Observer S' on a rocket vs an observer S on Earth

[71GA]

This is a basic question regarding Lorentz transformations. Let's say we have two observers - S on Earth and S' which we put on a rocket headed for Alpha Centauri (A.C) =).

If i choose 2 events like this:

1. rocket leaves Earth
2. rocket arrives on A.C

These two events clearly do not happen on a same place from perspective of an observer S. But what about an observer S'? Would he say that they happen on a same place?

I want to know this so i can use $\Delta x' = 0$ in Lorentz transformations.

 

[tiny-tim]

hi 71GA!

1. rocket leaves Earth
2. rocket arrives on A.C

… what about an observer S'? Would he say that they happen on a same place?

yes

but remember that that only applies if S' is an inertial observer,

ie if his velocity is constant throughout

so this would have to be a spaceship that goes past Earth and ac, without landing!

 

[ghwellsjr]

This is a basic question regarding Lorentz transformations. Let's say we have two observers - S on Earth and S' which we put on a rocket headed for Alpha Centauri (A.C) =).

If i choose 2 events like this:

1. rocket leaves Earth
2. rocket arrives on A.C

These two events clearly do not happen on a same place from perspective of an observer S. But what about an observer S'? Would he say that they happen on a same place?
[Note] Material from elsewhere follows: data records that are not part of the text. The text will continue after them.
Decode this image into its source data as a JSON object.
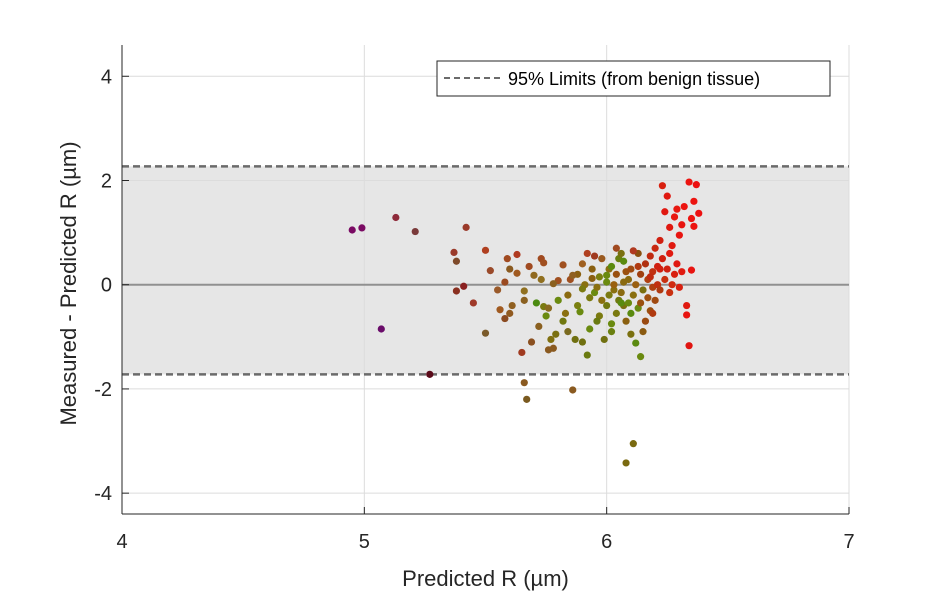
{
  "chart_data": {
    "type": "scatter",
    "title": "",
    "xlabel": "Predicted R (µm)",
    "ylabel": "Measured - Predicted R (µm)",
    "xlim": [
      4,
      7
    ],
    "ylim": [
      -4.4,
      4.6
    ],
    "x_ticks": [
      4,
      5,
      6,
      7
    ],
    "y_ticks": [
      -4,
      -2,
      0,
      2,
      4
    ],
    "x_tick_labels": [
      "4",
      "5",
      "6",
      "7"
    ],
    "y_tick_labels": [
      "-4",
      "-2",
      "0",
      "2",
      "4"
    ],
    "grid": true,
    "legend_position": "top-right",
    "limits": {
      "label": "95% Limits (from benign tissue)",
      "upper": 2.27,
      "lower": -1.72,
      "mean": 0,
      "band_color": "#e6e6e6",
      "line_color": "#6b6b6b"
    },
    "colors": {
      "low": "#6b0a5a",
      "mid": "#6e8e00",
      "high": "#e8140a"
    },
    "points": [
      [
        4.95,
        1.05,
        "#7a0a63"
      ],
      [
        4.99,
        1.09,
        "#7a0a63"
      ],
      [
        5.07,
        -0.85,
        "#6a0c6a"
      ],
      [
        5.13,
        1.29,
        "#8e2a3a"
      ],
      [
        5.21,
        1.02,
        "#7a3a3a"
      ],
      [
        5.27,
        -1.72,
        "#5a0a1a"
      ],
      [
        5.37,
        0.62,
        "#9a3a2a"
      ],
      [
        5.38,
        0.45,
        "#7e4a2a"
      ],
      [
        5.38,
        -0.12,
        "#8a3020"
      ],
      [
        5.41,
        -0.03,
        "#8a2020"
      ],
      [
        5.42,
        1.1,
        "#9a3a2a"
      ],
      [
        5.45,
        -0.35,
        "#a03a2a"
      ],
      [
        5.5,
        0.66,
        "#b04020"
      ],
      [
        5.5,
        -0.93,
        "#7a5a2a"
      ],
      [
        5.52,
        0.27,
        "#9a4a2a"
      ],
      [
        5.55,
        -0.1,
        "#9a5a2a"
      ],
      [
        5.56,
        -0.48,
        "#a05a20"
      ],
      [
        5.58,
        -0.65,
        "#8a4a20"
      ],
      [
        5.59,
        0.5,
        "#a04a20"
      ],
      [
        5.6,
        0.3,
        "#8a5a20"
      ],
      [
        5.61,
        -0.4,
        "#906020"
      ],
      [
        5.63,
        0.22,
        "#a05a20"
      ],
      [
        5.63,
        0.58,
        "#b03a20"
      ],
      [
        5.65,
        -1.3,
        "#a03a20"
      ],
      [
        5.66,
        -0.12,
        "#907020"
      ],
      [
        5.66,
        -1.88,
        "#8a5a20"
      ],
      [
        5.67,
        -2.2,
        "#7a5a20"
      ],
      [
        5.7,
        0.18,
        "#906a20"
      ],
      [
        5.71,
        -0.35,
        "#4a8a10"
      ],
      [
        5.72,
        -0.8,
        "#8a6020"
      ],
      [
        5.73,
        0.5,
        "#a04a20"
      ],
      [
        5.73,
        0.1,
        "#907020"
      ],
      [
        5.74,
        -0.42,
        "#7a7a10"
      ],
      [
        5.75,
        -0.6,
        "#6a8a10"
      ],
      [
        5.76,
        -0.45,
        "#8a6a20"
      ],
      [
        5.77,
        -1.05,
        "#807010"
      ],
      [
        5.78,
        -1.22,
        "#8a5a20"
      ],
      [
        5.79,
        -0.95,
        "#7a7010"
      ],
      [
        5.8,
        0.08,
        "#a05020"
      ],
      [
        5.8,
        -0.3,
        "#6a8a10"
      ],
      [
        5.82,
        -0.7,
        "#707810"
      ],
      [
        5.83,
        -0.55,
        "#8a7010"
      ],
      [
        5.84,
        -0.2,
        "#8a6a10"
      ],
      [
        5.85,
        0.1,
        "#a05020"
      ],
      [
        5.86,
        -2.02,
        "#8a5a20"
      ],
      [
        5.87,
        -1.05,
        "#707010"
      ],
      [
        5.88,
        -0.4,
        "#7a8010"
      ],
      [
        5.88,
        0.2,
        "#8a6010"
      ],
      [
        5.89,
        -0.52,
        "#6a8a10"
      ],
      [
        5.9,
        0.4,
        "#a06020"
      ],
      [
        5.9,
        -1.1,
        "#707010"
      ],
      [
        5.91,
        0.0,
        "#8a7010"
      ],
      [
        5.92,
        -1.35,
        "#6a7a10"
      ],
      [
        5.93,
        -0.85,
        "#6a8a10"
      ],
      [
        5.93,
        -0.25,
        "#7a7a10"
      ],
      [
        5.94,
        0.3,
        "#8a6010"
      ],
      [
        5.95,
        -0.15,
        "#6a8a10"
      ],
      [
        5.95,
        0.55,
        "#a03a20"
      ],
      [
        5.96,
        -0.05,
        "#8a7010"
      ],
      [
        5.97,
        -0.6,
        "#7a7a10"
      ],
      [
        5.97,
        0.15,
        "#7a8010"
      ],
      [
        5.98,
        -0.3,
        "#8a7010"
      ],
      [
        5.99,
        -1.05,
        "#707010"
      ],
      [
        6.0,
        0.05,
        "#6a8a10"
      ],
      [
        6.0,
        -0.4,
        "#707810"
      ],
      [
        6.01,
        0.3,
        "#8a7010"
      ],
      [
        6.01,
        -0.2,
        "#7a7a10"
      ],
      [
        6.02,
        -0.75,
        "#6a8a10"
      ],
      [
        6.02,
        0.35,
        "#5a8a10"
      ],
      [
        6.03,
        -0.1,
        "#8a7010"
      ],
      [
        6.03,
        0.0,
        "#9a6010"
      ],
      [
        6.04,
        -0.55,
        "#7a7a10"
      ],
      [
        6.04,
        0.2,
        "#9a5010"
      ],
      [
        6.05,
        -0.3,
        "#707810"
      ],
      [
        6.05,
        0.5,
        "#6a8010"
      ],
      [
        6.06,
        0.6,
        "#7a7010"
      ],
      [
        6.06,
        -0.15,
        "#8a6a10"
      ],
      [
        6.07,
        0.45,
        "#5a8a10"
      ],
      [
        6.07,
        -0.4,
        "#7a7010"
      ],
      [
        6.08,
        0.25,
        "#9a5010"
      ],
      [
        6.08,
        -0.7,
        "#8a6010"
      ],
      [
        6.08,
        -3.42,
        "#7a6a10"
      ],
      [
        6.09,
        0.1,
        "#8a6a10"
      ],
      [
        6.09,
        -0.35,
        "#6a8a10"
      ],
      [
        6.1,
        -0.95,
        "#7a7010"
      ],
      [
        6.1,
        -0.55,
        "#5a8a10"
      ],
      [
        6.1,
        0.3,
        "#a04a10"
      ],
      [
        6.11,
        -3.05,
        "#7a6a10"
      ],
      [
        6.11,
        -0.2,
        "#8a7010"
      ],
      [
        6.12,
        -1.12,
        "#5a8a10"
      ],
      [
        6.12,
        0.0,
        "#9a6010"
      ],
      [
        6.13,
        -0.45,
        "#6a8a10"
      ],
      [
        6.13,
        0.6,
        "#8a5010"
      ],
      [
        6.14,
        -1.38,
        "#6a8a10"
      ],
      [
        6.14,
        0.2,
        "#a04010"
      ],
      [
        6.15,
        -0.9,
        "#8a5a10"
      ],
      [
        6.15,
        -0.1,
        "#7a7010"
      ],
      [
        6.16,
        0.4,
        "#b03010"
      ],
      [
        6.16,
        -0.7,
        "#9a4a10"
      ],
      [
        6.17,
        0.1,
        "#b04010"
      ],
      [
        6.17,
        -0.25,
        "#a05010"
      ],
      [
        6.18,
        0.55,
        "#c02a10"
      ],
      [
        6.18,
        -0.5,
        "#9a5010"
      ],
      [
        6.19,
        0.25,
        "#c03010"
      ],
      [
        6.19,
        -0.05,
        "#b04010"
      ],
      [
        6.2,
        0.7,
        "#c82810"
      ],
      [
        6.2,
        -0.3,
        "#a04a10"
      ],
      [
        6.21,
        0.0,
        "#c03010"
      ],
      [
        6.21,
        0.35,
        "#d02010"
      ],
      [
        6.22,
        0.85,
        "#d02010"
      ],
      [
        6.22,
        -0.1,
        "#b03a10"
      ],
      [
        6.23,
        1.9,
        "#d82010"
      ],
      [
        6.23,
        0.5,
        "#d02010"
      ],
      [
        6.24,
        0.1,
        "#c83010"
      ],
      [
        6.24,
        1.4,
        "#e01810"
      ],
      [
        6.25,
        1.7,
        "#e01810"
      ],
      [
        6.25,
        0.3,
        "#d02010"
      ],
      [
        6.26,
        -0.15,
        "#c83010"
      ],
      [
        6.26,
        1.1,
        "#e01810"
      ],
      [
        6.27,
        0.0,
        "#d02a10"
      ],
      [
        6.27,
        0.75,
        "#e01a10"
      ],
      [
        6.28,
        1.3,
        "#e81810"
      ],
      [
        6.28,
        0.2,
        "#d82010"
      ],
      [
        6.29,
        1.45,
        "#e81810"
      ],
      [
        6.29,
        0.4,
        "#e01810"
      ],
      [
        6.3,
        0.95,
        "#e81410"
      ],
      [
        6.3,
        -0.05,
        "#d82010"
      ],
      [
        6.31,
        1.15,
        "#e81410"
      ],
      [
        6.31,
        0.25,
        "#e01a10"
      ],
      [
        6.32,
        1.5,
        "#ec1410"
      ],
      [
        6.33,
        -0.4,
        "#e01a10"
      ],
      [
        6.33,
        -0.58,
        "#e81410"
      ],
      [
        6.34,
        -1.17,
        "#e01410"
      ],
      [
        6.34,
        1.97,
        "#ec1410"
      ],
      [
        6.35,
        1.27,
        "#ec1410"
      ],
      [
        6.35,
        0.28,
        "#e81410"
      ],
      [
        6.36,
        1.12,
        "#ec1410"
      ],
      [
        6.36,
        1.6,
        "#ec1410"
      ],
      [
        6.37,
        1.92,
        "#ec1010"
      ],
      [
        6.38,
        1.37,
        "#ec1010"
      ],
      [
        5.6,
        -0.55,
        "#905a20"
      ],
      [
        5.68,
        0.35,
        "#a04a20"
      ],
      [
        5.78,
        0.02,
        "#8a6020"
      ],
      [
        5.82,
        0.38,
        "#a05020"
      ],
      [
        5.92,
        0.6,
        "#b04020"
      ],
      [
        5.98,
        0.5,
        "#9a5a20"
      ],
      [
        6.04,
        0.7,
        "#a04a20"
      ],
      [
        6.11,
        0.65,
        "#b03a20"
      ],
      [
        5.69,
        -1.1,
        "#8a5020"
      ],
      [
        5.76,
        -1.25,
        "#8a5a20"
      ],
      [
        5.84,
        -0.9,
        "#7a6a20"
      ],
      [
        5.96,
        -0.7,
        "#6a7a10"
      ],
      [
        6.02,
        -0.9,
        "#6a8010"
      ],
      [
        6.06,
        -0.35,
        "#5a8a10"
      ],
      [
        6.14,
        -0.35,
        "#9a5010"
      ],
      [
        6.19,
        -0.55,
        "#b03a10"
      ],
      [
        5.58,
        0.05,
        "#9a4a20"
      ],
      [
        5.66,
        -0.3,
        "#8a6020"
      ],
      [
        5.74,
        0.42,
        "#a05020"
      ],
      [
        5.86,
        0.18,
        "#906020"
      ],
      [
        5.9,
        -0.08,
        "#7a7a10"
      ],
      [
        5.94,
        0.12,
        "#8a6010"
      ],
      [
        6.0,
        0.18,
        "#6a8a10"
      ],
      [
        6.07,
        0.05,
        "#8a6a10"
      ],
      [
        6.13,
        0.35,
        "#b03a10"
      ],
      [
        6.18,
        0.15,
        "#c02a10"
      ],
      [
        6.22,
        0.3,
        "#d02010"
      ],
      [
        6.26,
        0.6,
        "#e01a10"
      ]
    ]
  }
}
I want to know this so i can use $\Delta x' = 0$ in Lorentz transformations.

Here are a couple spacetime diagrams depicting your scenario. Earth is shown in blue. A.C. is shown in red. The rocket is shown in black. The inertial observer that tiny-tim mentioned is shown in grey. The dots show one-year intervals of Proper Time for each observer/object. I picked a speed of 0.8c for the rocket to travel from Earth to A.C. The first diagram is for the rest frame of observer S on Earth:

You can clearly see the two events that you specified where the black rocket leaves Earth and where it arrives on A.C.

Now if we transform the coordinates of all the events (the dots) to the rest frame of the grey observer:

You can clearly see that your two events are at the same location. You can do the math to verify this.

 

[71GA]

Nice MDs :). Thank you.

 

[sardar]

I can provide an explanation for the difference in perspective between observer S and observer S'. The concept of simultaneous events is relative and depends on the frame of reference of the observer. In this scenario, the two events, the rocket leaving Earth and arriving at A.C, may be perceived as simultaneous by observer S on Earth, but not by observer S' on the rocket.

This is due to the fact that the rocket is moving at a high velocity towards A.C, causing a time dilation effect. This means that time appears to pass slower for observer S' on the rocket compared to observer S on Earth. Therefore, from the perspective of observer S', the two events do not occur at the same time, but rather the event of the rocket arriving at A.C happens first.

This difference in perception of simultaneous events is taken into account in the Lorentz transformations. The equation $\Delta x' = 0$ is used when the two events occur at the same location in the frame of reference of observer S', but not necessarily in the frame of reference of observer S. This equation helps to convert the measurements of space and time between the two frames of reference.

In conclusion, the difference in perspective between observer S and observer S' is due to the relative motion between the two frames of reference. The Lorentz transformations take into account this difference and allow for accurate measurements and calculations in different frames of reference.